Zdaniem prokuratorów mecenas Widacki obiecywał coś jednemu z przestępców, w zamian za złożenie zeznań na korzyść swojego klienta, jednego z bossów pruszkowskiej mafii. Mają to być zarzuty związane z nakłanianiem do składania fałszywych zeznań w sprawie związanej z Mirosławem Danielakiem ps. „Malizna” więc z gangiem proszukowskim - mówi prokurator krajowy Janusz Kaczmarek.

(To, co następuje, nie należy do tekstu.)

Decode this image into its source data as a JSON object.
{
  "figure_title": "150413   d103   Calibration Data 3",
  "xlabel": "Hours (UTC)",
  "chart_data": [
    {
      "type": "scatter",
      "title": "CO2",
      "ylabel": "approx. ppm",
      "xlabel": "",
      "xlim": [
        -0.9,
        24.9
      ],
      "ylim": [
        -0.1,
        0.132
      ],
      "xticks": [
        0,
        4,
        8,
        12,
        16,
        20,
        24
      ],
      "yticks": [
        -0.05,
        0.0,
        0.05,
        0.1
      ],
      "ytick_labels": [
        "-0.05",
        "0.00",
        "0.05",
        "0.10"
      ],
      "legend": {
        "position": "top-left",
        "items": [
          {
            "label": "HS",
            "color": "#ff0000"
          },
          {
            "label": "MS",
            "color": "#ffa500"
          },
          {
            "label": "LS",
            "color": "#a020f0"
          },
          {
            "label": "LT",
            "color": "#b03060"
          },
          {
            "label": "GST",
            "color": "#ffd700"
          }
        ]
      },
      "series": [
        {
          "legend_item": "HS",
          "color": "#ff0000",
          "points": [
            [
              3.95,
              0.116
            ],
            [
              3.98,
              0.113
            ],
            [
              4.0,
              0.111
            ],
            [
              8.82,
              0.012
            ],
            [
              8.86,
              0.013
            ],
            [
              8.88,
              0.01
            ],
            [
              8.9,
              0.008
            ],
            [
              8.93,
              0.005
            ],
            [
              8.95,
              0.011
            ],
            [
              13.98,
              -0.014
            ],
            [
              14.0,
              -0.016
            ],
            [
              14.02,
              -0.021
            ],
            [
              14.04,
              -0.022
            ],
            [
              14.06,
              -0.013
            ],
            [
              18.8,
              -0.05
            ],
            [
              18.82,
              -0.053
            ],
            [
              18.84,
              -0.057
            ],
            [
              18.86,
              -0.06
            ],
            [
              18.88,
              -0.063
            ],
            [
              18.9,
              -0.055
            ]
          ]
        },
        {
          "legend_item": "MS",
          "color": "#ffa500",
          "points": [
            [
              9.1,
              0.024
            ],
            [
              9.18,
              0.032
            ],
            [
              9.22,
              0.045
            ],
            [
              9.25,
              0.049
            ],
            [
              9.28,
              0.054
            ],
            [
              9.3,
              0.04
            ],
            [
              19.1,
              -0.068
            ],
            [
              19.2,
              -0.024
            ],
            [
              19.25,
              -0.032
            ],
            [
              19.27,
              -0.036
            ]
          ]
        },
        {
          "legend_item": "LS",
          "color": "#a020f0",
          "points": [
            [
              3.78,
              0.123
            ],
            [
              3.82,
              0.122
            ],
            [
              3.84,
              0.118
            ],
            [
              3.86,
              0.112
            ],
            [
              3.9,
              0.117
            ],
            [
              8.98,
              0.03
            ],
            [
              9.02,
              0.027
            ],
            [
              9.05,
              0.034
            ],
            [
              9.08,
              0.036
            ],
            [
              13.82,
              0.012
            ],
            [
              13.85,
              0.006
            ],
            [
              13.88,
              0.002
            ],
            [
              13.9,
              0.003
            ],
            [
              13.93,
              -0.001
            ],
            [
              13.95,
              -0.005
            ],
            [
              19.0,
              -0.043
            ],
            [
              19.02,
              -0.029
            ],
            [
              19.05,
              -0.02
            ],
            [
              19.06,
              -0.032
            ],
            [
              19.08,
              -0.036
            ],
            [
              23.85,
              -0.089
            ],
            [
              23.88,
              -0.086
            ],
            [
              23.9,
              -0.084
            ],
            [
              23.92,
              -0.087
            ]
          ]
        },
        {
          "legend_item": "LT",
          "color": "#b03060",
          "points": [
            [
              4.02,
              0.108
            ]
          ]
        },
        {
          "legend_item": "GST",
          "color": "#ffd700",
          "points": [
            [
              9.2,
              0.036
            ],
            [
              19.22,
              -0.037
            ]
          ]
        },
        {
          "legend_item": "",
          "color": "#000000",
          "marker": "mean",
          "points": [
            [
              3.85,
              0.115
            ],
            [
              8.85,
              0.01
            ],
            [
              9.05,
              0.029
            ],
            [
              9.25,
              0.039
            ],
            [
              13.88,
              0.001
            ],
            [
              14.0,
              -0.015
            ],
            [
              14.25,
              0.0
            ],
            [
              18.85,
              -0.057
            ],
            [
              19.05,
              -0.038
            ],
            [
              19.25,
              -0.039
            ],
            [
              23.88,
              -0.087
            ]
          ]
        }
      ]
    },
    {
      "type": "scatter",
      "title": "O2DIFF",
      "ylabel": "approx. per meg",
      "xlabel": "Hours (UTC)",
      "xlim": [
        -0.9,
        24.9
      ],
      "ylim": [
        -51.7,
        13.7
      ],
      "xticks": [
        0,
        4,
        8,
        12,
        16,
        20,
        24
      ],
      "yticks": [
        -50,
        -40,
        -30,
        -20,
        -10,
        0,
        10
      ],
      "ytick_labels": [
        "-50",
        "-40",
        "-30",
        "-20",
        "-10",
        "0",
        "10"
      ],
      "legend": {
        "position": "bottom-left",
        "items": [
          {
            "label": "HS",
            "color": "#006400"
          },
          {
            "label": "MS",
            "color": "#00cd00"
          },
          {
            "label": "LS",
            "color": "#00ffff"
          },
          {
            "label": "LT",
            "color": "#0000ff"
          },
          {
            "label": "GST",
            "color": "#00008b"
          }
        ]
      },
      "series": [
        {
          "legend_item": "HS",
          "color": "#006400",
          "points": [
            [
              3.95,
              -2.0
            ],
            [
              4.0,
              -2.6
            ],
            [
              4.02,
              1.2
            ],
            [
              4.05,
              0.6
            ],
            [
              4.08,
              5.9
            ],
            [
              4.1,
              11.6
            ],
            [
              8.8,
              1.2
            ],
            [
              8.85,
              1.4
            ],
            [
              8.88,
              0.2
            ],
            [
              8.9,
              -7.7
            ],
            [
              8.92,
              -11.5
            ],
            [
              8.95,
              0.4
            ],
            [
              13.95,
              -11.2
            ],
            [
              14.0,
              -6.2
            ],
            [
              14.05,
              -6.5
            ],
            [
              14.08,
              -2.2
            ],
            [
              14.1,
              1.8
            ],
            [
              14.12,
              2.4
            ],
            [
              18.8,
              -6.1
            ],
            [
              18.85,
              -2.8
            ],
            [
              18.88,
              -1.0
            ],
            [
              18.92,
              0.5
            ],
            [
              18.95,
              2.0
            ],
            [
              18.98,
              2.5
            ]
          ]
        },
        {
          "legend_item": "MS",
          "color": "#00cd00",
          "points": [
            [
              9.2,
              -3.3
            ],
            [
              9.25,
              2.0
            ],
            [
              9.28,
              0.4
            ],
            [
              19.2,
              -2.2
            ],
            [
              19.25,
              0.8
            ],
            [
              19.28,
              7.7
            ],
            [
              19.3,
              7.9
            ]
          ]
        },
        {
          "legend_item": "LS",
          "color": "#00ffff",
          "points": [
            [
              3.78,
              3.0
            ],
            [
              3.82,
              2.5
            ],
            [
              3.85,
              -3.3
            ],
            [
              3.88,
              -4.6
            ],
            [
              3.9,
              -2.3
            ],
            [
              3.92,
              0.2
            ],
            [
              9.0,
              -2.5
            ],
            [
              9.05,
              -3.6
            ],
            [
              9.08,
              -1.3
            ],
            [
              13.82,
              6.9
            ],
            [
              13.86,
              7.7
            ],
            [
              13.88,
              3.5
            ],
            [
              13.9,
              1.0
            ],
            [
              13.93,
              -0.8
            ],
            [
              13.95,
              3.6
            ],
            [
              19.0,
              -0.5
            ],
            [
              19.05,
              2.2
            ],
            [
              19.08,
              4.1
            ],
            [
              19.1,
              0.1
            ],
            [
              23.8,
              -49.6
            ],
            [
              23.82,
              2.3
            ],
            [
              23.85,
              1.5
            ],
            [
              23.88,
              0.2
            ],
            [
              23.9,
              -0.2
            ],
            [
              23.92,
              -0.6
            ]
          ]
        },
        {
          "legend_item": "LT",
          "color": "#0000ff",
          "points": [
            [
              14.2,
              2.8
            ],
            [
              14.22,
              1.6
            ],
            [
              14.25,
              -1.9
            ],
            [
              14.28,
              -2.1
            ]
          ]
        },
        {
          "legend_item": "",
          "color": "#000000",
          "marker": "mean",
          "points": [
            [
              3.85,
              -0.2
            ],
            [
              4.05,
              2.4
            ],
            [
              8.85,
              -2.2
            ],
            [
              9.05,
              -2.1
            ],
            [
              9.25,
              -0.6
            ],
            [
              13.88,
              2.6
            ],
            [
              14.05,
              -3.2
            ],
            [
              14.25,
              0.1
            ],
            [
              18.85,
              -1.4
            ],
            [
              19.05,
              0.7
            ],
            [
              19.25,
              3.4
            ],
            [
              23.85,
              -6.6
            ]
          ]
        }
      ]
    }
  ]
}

Oprócz tego nakłaniania pojawi się także zarzut utrudniania postępowania karnego – dodał Kaczmarek. Więcej mówić na ten temat nie chciał, aby nie wskazywać linii obrony Widackiemu przed prokuratorami.

Sam Widacki twierdzi, że to spisek uknuty na jego osobę, a postawienie zarzutów to zemsta władzy za m.in. jego kontakty z bohaterami afery Orlenu – Widacki był przed komisją pełnomocnikiem Jana Kulczyka.